The use of hot melt
as a bonding adhesive in the industry has been transformed over
the past few years and is gradually replacing conventional solvent
or water-based systems and flame lamination. Hot melts as bonding
adhesives are based on polymers or their compounds, which are formulated
to the specific requirement of the application, e.g. melting temperature,
initial tack, curing time and crystallization.
The absence of solvents, volatile parts and water, offers an environmentally
friendly operating process, and since no additional heating energy
is required to evaporate water or solvent and the curing takes place
by ambient air temperature or by the humidity of the ambient air,
no drying or curing ovens are necessary.
Gravure coating is an old technique whose versatility has been increased
by recent technology developments.

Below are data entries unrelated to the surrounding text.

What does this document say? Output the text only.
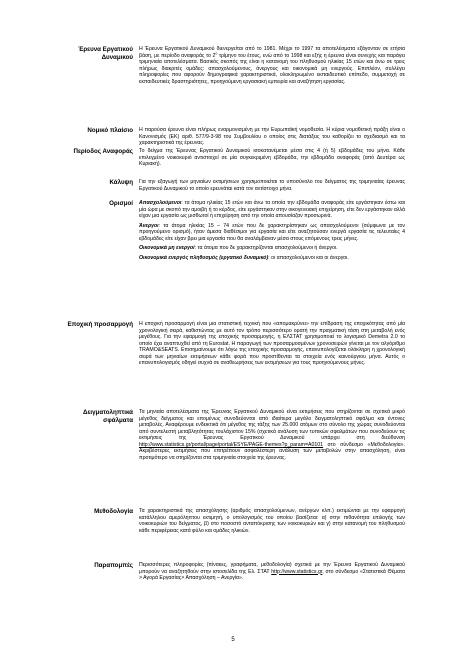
Έρευνα Εργατικού Δυναμικού
Η Έρευνα Εργατικού Δυναμικού διενεργείται από το 1981. Μέχρι το 1997 τα αποτελέσματα εξάγονταν σε ετήσια βάση, με περίοδο αναφοράς το $2^o$ τρίμηνο του έτους, ενώ από το 1998 και εξής η έρευνα είναι συνεχής και παράγει τριμηνιαία αποτελέσματα. Βασικός σκοπός της είναι η κατανομή του πληθυσμού ηλικίας 15 ετών και άνω σε τρεις πλήρως διακριτές ομάδες: απασχολούμενους, άνεργους και οικονομικά μη ενεργούς. Επιπλέον, συλλέγει πληροφορίες που αφορούν δημογραφικά χαρακτηριστικά, ολοκληρωμένο εκπαιδευτικό επίπεδο, συμμετοχή σε εκπαιδευτικές δραστηριότητες, προηγούμενη εργασιακή εμπειρία και αναζήτηση εργασίας.
Νομικό πλαίσιο Η παρούσα έρευνα είναι πλήρως εναρμονισμένη με την Ευρωπαϊκή νομοθεσία. Η κύρια νομοθετική πράξη είναι ο Κανονισμός (ΕΚ) αριθ. 577/9-3-98 του Συμβουλίου ο οποίος στις διατάξεις του καθορίζει το σχεδιασμό και τα χαρακτηριστικά της έρευνας.
Περίοδος Αναφοράς Το δείγμα της Έρευνας Εργατικού Δυναμικού ισοκατανέμεται μέσα στις 4 (ή 5) εβδομάδες του μήνα. Κάθε επιλεγμένο νοικοκυριό αντιστοιχεί σε μία συγκεκριμένη εβδομάδα, την εβδομάδα αναφοράς (από Δευτέρα ως Κυριακή).
Κάλυψη Για την εξαγωγή των μηνιαίων εκτιμήσεων χρησιμοποιείται το υποσύνολο του δείγματος της τριμηνιαίας έρευνας Εργατικού Δυναμικού το οποίο ερευνάται κατά τον αντίστοιχο μήνα.
Ορισμοί Απασχολούμενοι: τα άτομα ηλικίας 15 ετών και άνω τα οποία την εβδομάδα αναφοράς είτε εργάστηκαν έστω και μία ώρα με σκοπό την αμοιβή ή το κέρδος, είτε εργάστηκαν στην οικογενειακή επιχείρηση, είτε δεν εργάστηκαν αλλά είχαν μια εργασία ως μισθωτοί ή επιχείρηση από την οποία απουσίαζαν προσωρινά.

Άνεργοι: τα άτομα ηλικίας 15 – 74 ετών που δε χαρακτηρίστηκαν ως απασχολούμενοι (σύμφωνα με τον προηγούμενο ορισμό), ήταν άμεσα διαθέσιμοι για εργασία και είτε αναζητούσαν ενεργά εργασία τις τελευταίες 4 εβδομάδες είτε είχαν βρει μια εργασία που θα αναλάμβαναν μέσα στους επόμενους τρεις μήνες.

Οικονομικά μη ενεργοί: τα άτομα που δε χαρακτηρίζονται απασχολούμενοι ή άνεργοι.

Οικονομικά ενεργός πληθυσμός (εργατικό δυναμικό): οι απασχολούμενοι και οι άνεργοι.

Εποχική προσαρμογή Η εποχική προσαρμογή είναι μια στατιστική τεχνική που «απομακρύνει» την επίδραση της εποχικότητας από μία χρονολογική σειρά, καθιστώντας με αυτό τον τρόπο περισσότερο ορατή την πραγματική τάση στη μεταβολή ενός μεγέθους. Για την εφαρμογή της εποχικής προσαρμογής, η ΕΛΣΤΑΤ χρησιμοποιεί το λογισμικό Demetra 2.0 το οποίο έχει αναπτυχθεί από τη Eurostat. Η παραγωγή των προσαρμοσμένων χρονοσειρών γίνεται με τον αλγόριθμο TRAMO&SEATS. Επισημαίνουμε ότι λόγω της εποχικής προσαρμογής, επανυπολογίζεται ολόκληρη η χρονολογική σειρά των μηνιαίων εκτιμήσεων κάθε φορά που προστίθενται τα στοιχεία ενός καινούργιου μήνα. Αυτός ο επανυπολογισμός οδηγεί συχνά σε αναθεωρήσεις των εκτιμήσεων για τους προηγούμενους μήνες.
Δειγματοληπτικά σφάλματα
Τα μηνιαία αποτελέσματα της Έρευνας Εργατικού Δυναμικού είναι εκτιμήσεις που στηρίζονται σε σχετικά μικρό μέγεθος δείγματος και επομένως συνοδεύονται από ιδιαίτερα μεγάλο δειγματοληπτικό σφάλμα και έντονες μεταβολές. Αναφέρουμε ενδεικτικά ότι μέγεθος της τάξης των 25.000 ατόμων στο σύνολο της χώρας συνοδεύονται από συντελεστή μεταβλητότητας τουλάχιστον 15% (σχετικά ανάλυση των τυπικών σφαλμάτων που συνοδεύουν τις εκτιμήσεις της Έρευνας Εργατικού Δυναμικού υπάρχει στη διεύθυνση http://www.statistics.gr/portal/page/portal/ESYE/PAGE-themes?p_param=A0101 στο σύνδεσμο «Μεθοδολογία». Ακριβέστερες εκτιμήσεις που επιτρέπουν ασφαλέστερη ανάλυση των μεταβολών στην απασχόληση, είναι προτιμότερο να στηρίζονται στα τριμηνιαία στοιχεία της έρευνας.
Μεθοδολογία Τα χαρακτηριστικά της απασχόλησης (αριθμός απασχολούμενων, ανέργων κλπ.) εκτιμώνται με την εφαρμογή κατάλληλου αμερόληπτου εκτιμητή, ο υπολογισμός του οποίου βασίζεται: α) στην πιθανότητα επιλογής των νοικοκυριών του δείγματος, β) στο ποσοστό ανταπόκρισης των νοικοκυριών και γ) στην κατανομή του πληθυσμού κάθε περιφέρειας κατά φύλο και ομάδες ηλικιών.
Παραπομπές Περισσότερες πληροφορίες (πίνακες, γραφήματα, μεθοδολογία) σχετικά με την Έρευνα Εργατικού Δυναμικού μπορούν να αναζητηθούν στην ιστοσελίδα της Ελ. ΣΤΑΤ http://www.statistics.gr, στο σύνδεσμο «Στατιστικά Θέματα > Αγορά Εργασίας> Απασχόληση – Ανεργία».
5
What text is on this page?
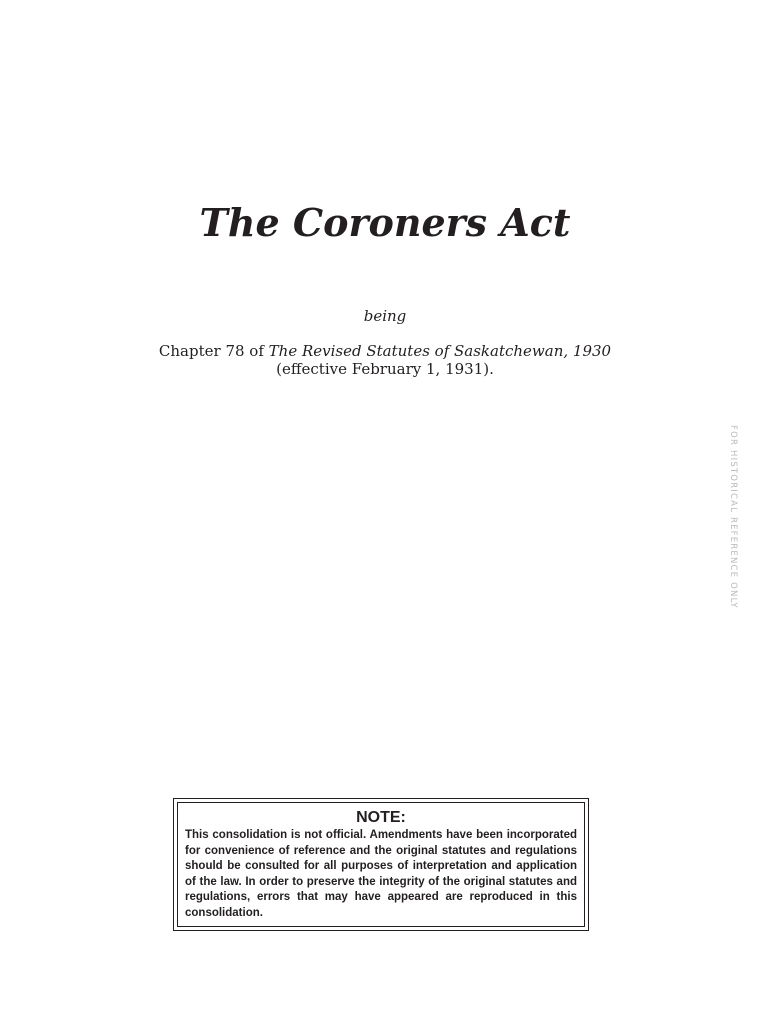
The Coroners Act
being
Chapter 78 of The Revised Statutes of Saskatchewan, 1930
(effective February 1, 1931).
FOR HISTORICAL REFERENCE ONLY
NOTE:

This consolidation is not official. Amendments have been incorporated for convenience of reference and the original statutes and regulations should be consulted for all purposes of interpretation and application of the law. In order to preserve the integrity of the original statutes and regulations, errors that may have appeared are reproduced in this consolidation.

The gravure coating process relies
on an engraved roller running in a coating bath, which fills the
engraved dots or lines of the roller with the coating material.

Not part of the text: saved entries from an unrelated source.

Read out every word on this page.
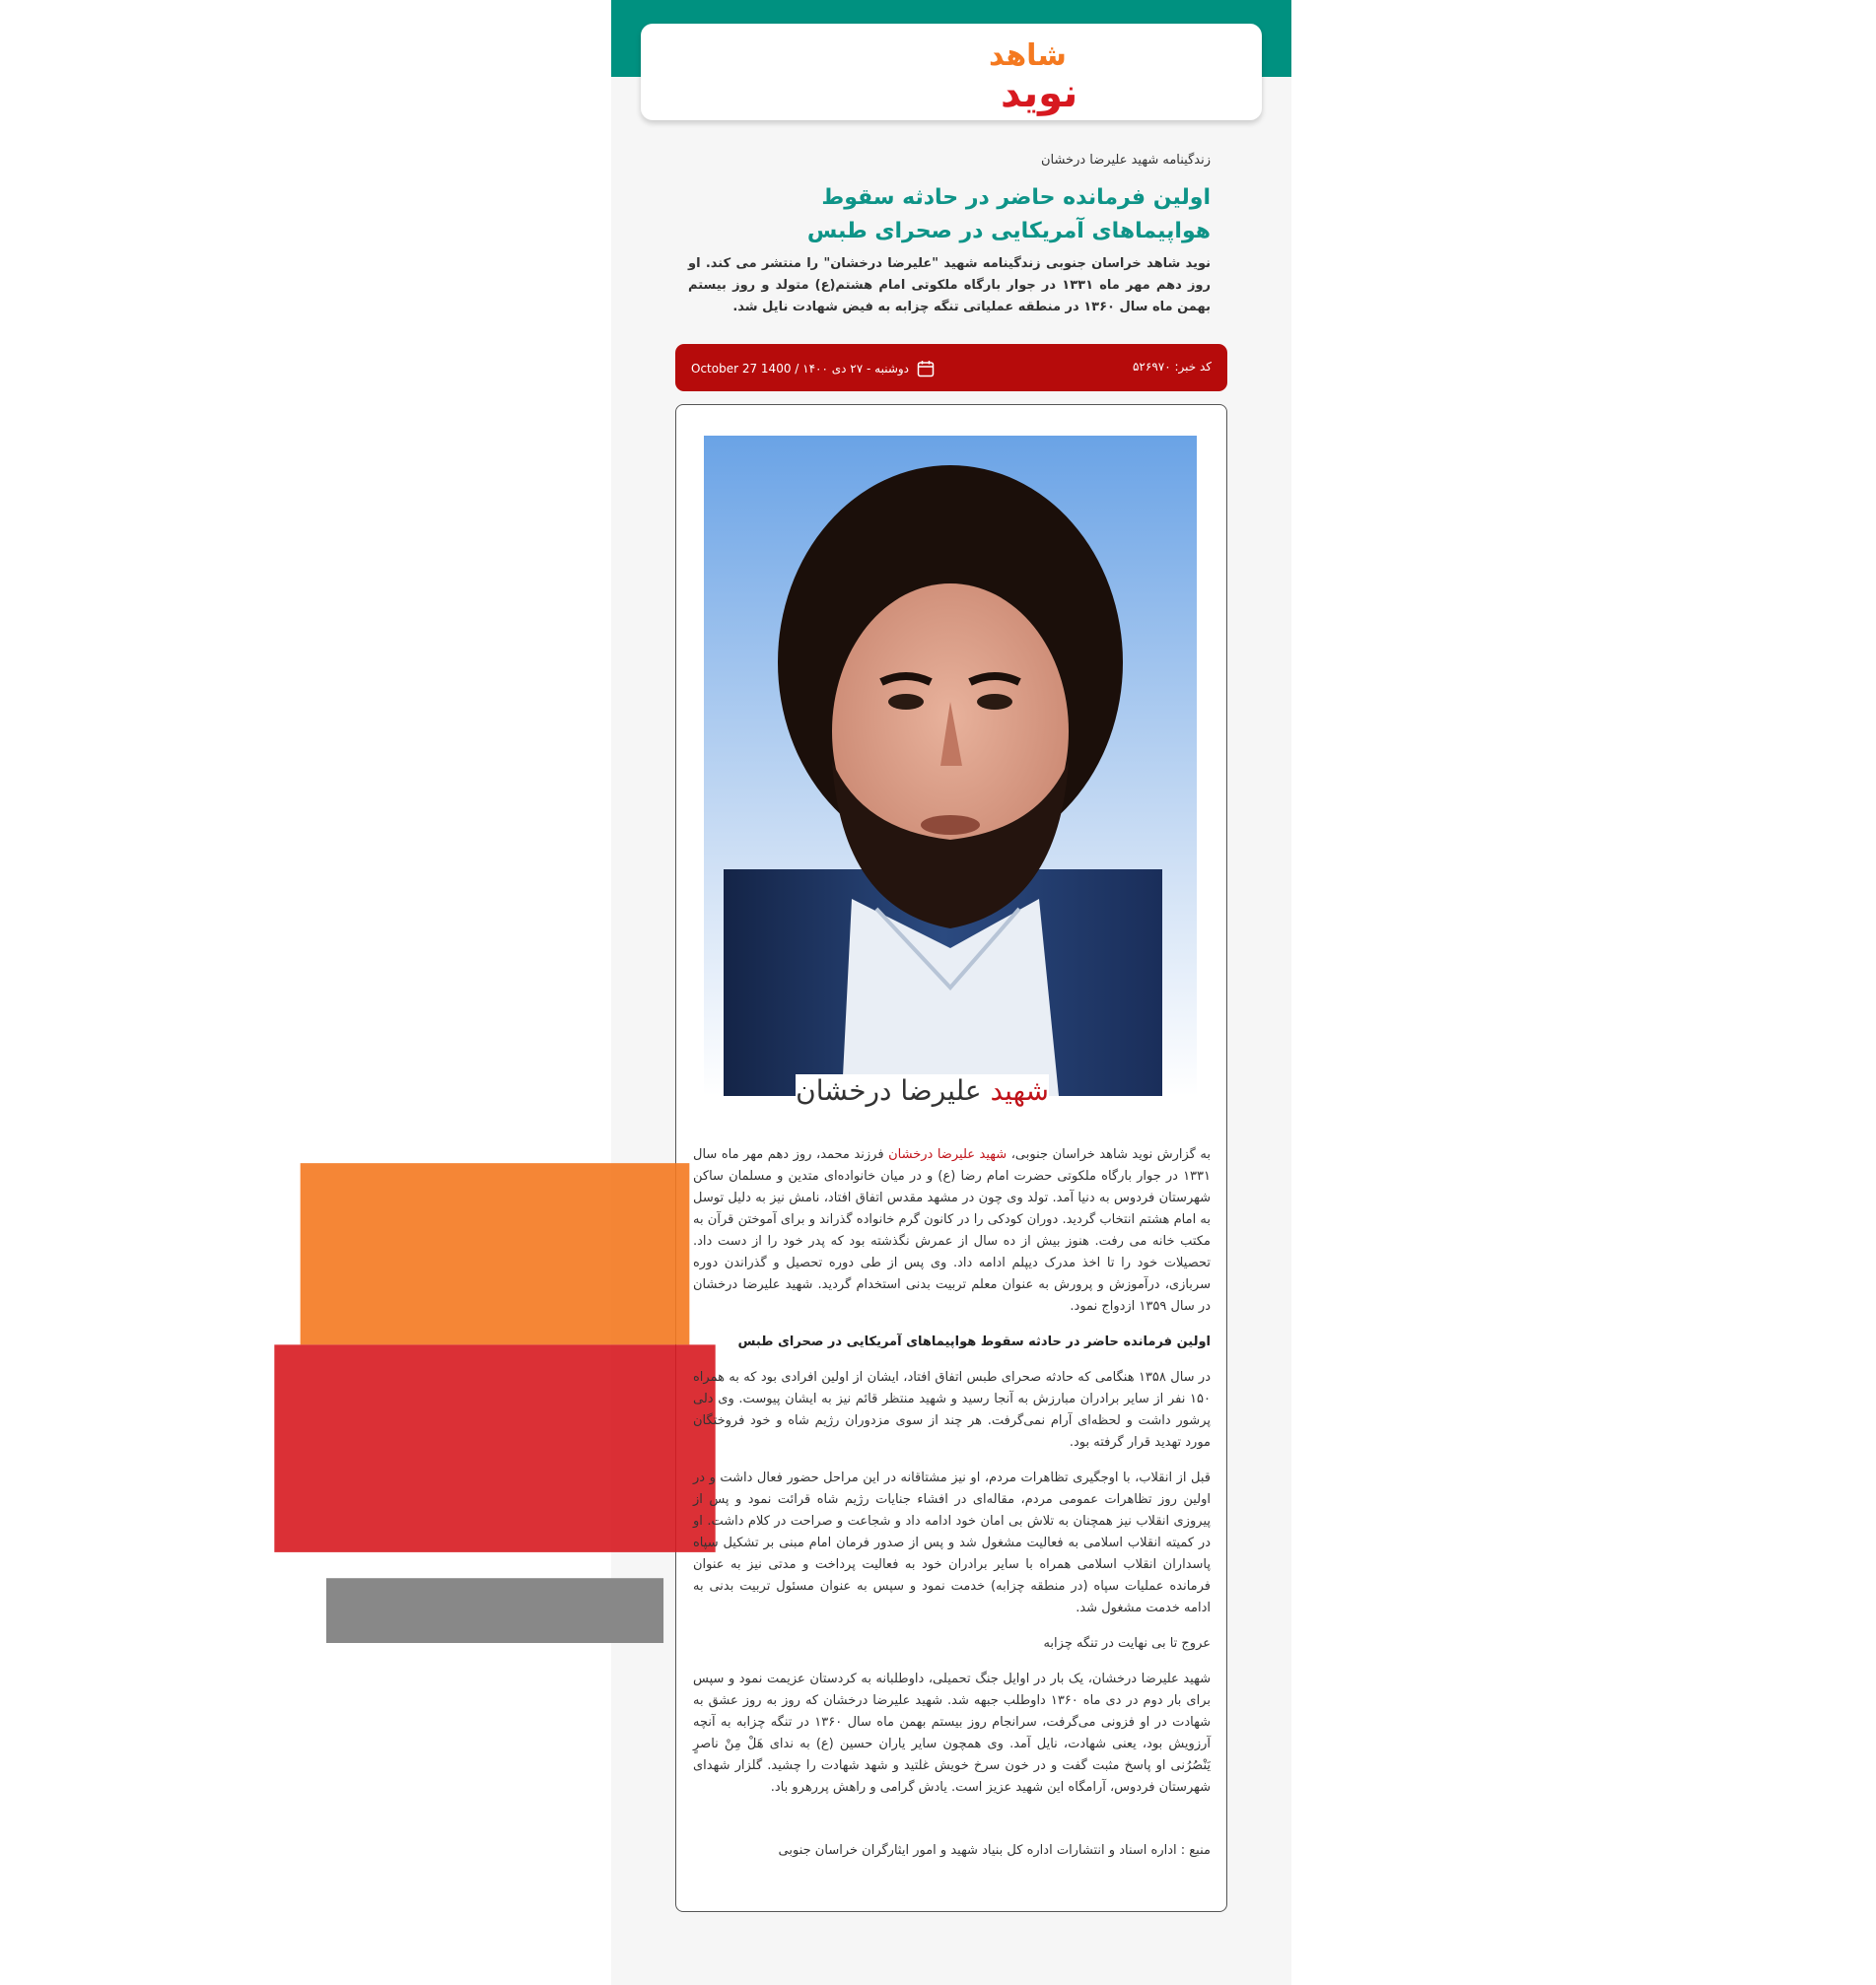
شاهد
نوید
زندگینامه شهید علیرضا درخشان
اولین فرمانده حاضر در حادثه سقوط هواپیماهای آمریکایی در صحرای طبس

نوید شاهد خراسان جنوبی زندگینامه شهید "علیرضا درخشان" را منتشر می کند. او روز دهم مهر ماه ۱۳۳۱ در جوار بارگاه ملکوتی امام هشتم(ع) متولد و روز بیستم بهمن ماه سال ۱۳۶۰ در منطقه عملیاتی تنگه چزابه به فیض شهادت نایل شد.

کد خبر: ۵۲۶۹۷۰
دوشنبه - ۲۷ دی ۱۴۰۰ / October 27 1400
شهید علیرضا درخشان

به گزارش نوید شاهد خراسان جنوبی، شهید علیرضا درخشان فرزند محمد، روز دهم مهر ماه سال ۱۳۳۱ در جوار بارگاه ملکوتی حضرت امام رضا (ع) و در میان خانواده‌ای متدین و مسلمان ساکن شهرستان فردوس به دنیا آمد. تولد وی چون در مشهد مقدس اتفاق افتاد، نامش نیز به دلیل توسل به امام هشتم انتخاب گردید. دوران کودکی را در کانون گرم خانواده گذراند و برای آموختن قرآن به مکتب خانه می رفت. هنوز بیش از ده سال از عمرش نگذشته بود که پدر خود را از دست داد. تحصیلات خود را تا اخذ مدرک دیپلم ادامه داد. وی پس از طی دوره تحصیل و گذراندن دوره سربازی، درآموزش و پرورش به عنوان معلم تربیت بدنی استخدام گردید. شهید علیرضا درخشان در سال ۱۳۵۹ ازدواج نمود.

اولین فرمانده حاضر در حادثه سقوط هواپیماهای آمریکایی در صحرای طبس

در سال ۱۳۵۸ هنگامی که حادثه صحرای طبس اتفاق افتاد، ایشان از اولین افرادی بود که به همراه ۱۵۰ نفر از سایر برادران مبارزش به آنجا رسید و شهید منتظر قائم نیز به ایشان پیوست. وی دلی پرشور داشت و لحظه‌ای آرام نمی‌گرفت. هر چند از سوی مزدوران رژیم شاه و خود فروختگان مورد تهدید قرار گرفته بود.

قبل از انقلاب، با اوجگیری تظاهرات مردم، او نیز مشتاقانه در این مراحل حضور فعال داشت و در اولین روز تظاهرات عمومی مردم، مقاله‌ای در افشاء جنایات رژیم شاه قرائت نمود و پس از پیروزی انقلاب نیز همچنان به تلاش بی امان خود ادامه داد و شجاعت و صراحت در کلام داشت. او در کمیته انقلاب اسلامی به فعالیت مشغول شد و پس از صدور فرمان امام مبنی بر تشکیل سپاه پاسداران انقلاب اسلامی همراه با سایر برادران خود به فعالیت پرداخت و مدتی نیز به عنوان فرمانده عملیات سپاه (در منطقه چزابه) خدمت نمود و سپس به عنوان مسئول تربیت بدنی به ادامه خدمت مشغول شد.

عروج تا بی نهایت در تنگه چزابه

شهید علیرضا درخشان، یک بار در اوایل جنگ تحمیلی، داوطلبانه به کردستان عزیمت نمود و سپس برای بار دوم در دی ماه ۱۳۶۰ داوطلب جبهه شد. شهید علیرضا درخشان که روز به روز عشق به شهادت در او فزونی می‌گرفت، سرانجام روز بیستم بهمن ماه سال ۱۳۶۰ در تنگه چزابه به آنچه آرزویش بود، یعنی شهادت، نایل آمد. وی همچون سایر یاران حسین (ع) به ندای هَلْ مِنْ ناصرٍ یَنْصُرُنی او پاسخ مثبت گفت و در خون سرخ خویش غلتید و شهد شهادت را چشید. گلزار شهدای شهرستان فردوس، آرامگاه این شهید عزیز است. یادش گرامی و راهش پررهرو باد.

منبع : اداره اسناد و انتشارات اداره کل بنیاد شهید و امور ایثارگران خراسان جنوبی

The excess coating on the roller is wiped off by the Doctor Blade
and the coating is then deposited onto the substrate as it passes
between the Engraved roller and a Pressure Roller. This feature
is use of conventional gravure. This results in stable bead, which
when combined with lamination application gives very good quality
and a constant coating weight. A typical configuration is shown
in the diagram above.
The gravure coating head consists of a gravure roller and a doctor
blade system where the hotmelt adhesive is placed. Both parts are
circuit oil heated for an excellent temperature distribution. The
gravure of the roller exactly determines the desired uniform add-on
and the pattern on the substrate. This is required for minimum coating
weights, good bonding strength and soft touch.
Hotmelt adhesives for HYDEN
lines are usually melted off-line, in special melting units. For
the thermoplastic adhesives an extruder or a tank melter is necessary.
The rotogravure system is the best acceptable coating method, and
a must for breathable membranes. Manufacturers of foam/textile laminates
for automotive interiors have also recently started using the rotogravure
as the best alternative to flame lamination. A tremendous choice
of gravures allows an optimal selection of coating patterns and
weights. The coating patterns range from regular geometric patterns
to random dots and nets and other optical effects.